Fully automated profiling and decisions

Profiling is processing using an individual’s personal data with a view to analyzing and predicting their behavior, such as determining their work performance, financial situation, health, preferences, lifestyle, etc. A fully automated decision is a decision made with respect to a person, through algorithms applied to their personal data, without any human being involved in the process.

The two notions are intimately linked: profiling a person frequently leads to making a decision about them and many fully automated decisions are made on the basis of profiling. The establishment of profiles and the use of algorithms applied to sets of personal data can thus lead to fully automated decision-making, in fields as diverse as health, education, insurance, social protection, the fight against fraud, etc.

According to Article 22 of GDPR, individuals have the right not to be subject to a fully automated decision – often based on profiling – which has legal effect (a decision produces legal effect when it impacts rights and freedoms of a person) or significantly affects it.
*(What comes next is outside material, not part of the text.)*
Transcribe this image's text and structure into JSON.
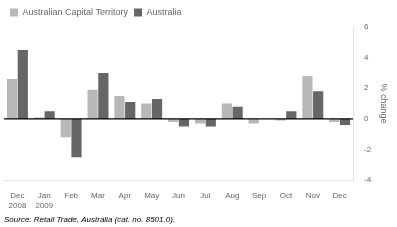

An organization can nevertheless automate this type of decision if the person has given their explicit consent, if the decision is necessary for a contract concluded with the organization or if the automated decision is authorized by specific legal provisions.

In these cases, it must be possible for the person to be informed that a fully automated decision has been taken against them, to ask to know the logic and the criteria used to make the decision, to challenge the decision and to express their point of view, and to ask for the intervention of a human being who can reconsider the decision.

In its draft recruitment guide, the CNIL analyzes the use of certain automatic classification tools, or even the evaluation of applications. Such solutions can lead to making a “decision based exclusively on automated processing” by design when applications are discarded, or when applications are relegated to a secondary plan not controlled by humans for lack of time, for example.

Due to the risks associated with this method of decision-making, which is often opaque for candidates, such procedures are in principle prohibited by GDPR. Their use is only permitted under exceptional conditions, and is subject to the implementation of specific guarantees, intended to ensure the rights and interests of candidates.

As we can see, artificial intelligence raises crucial and new questions, particularly with regard to the protection of personal data. Companies must therefore – through active monitoring – carefully monitor this discipline and put in place the appropriate actions to guarantee the rights of individuals.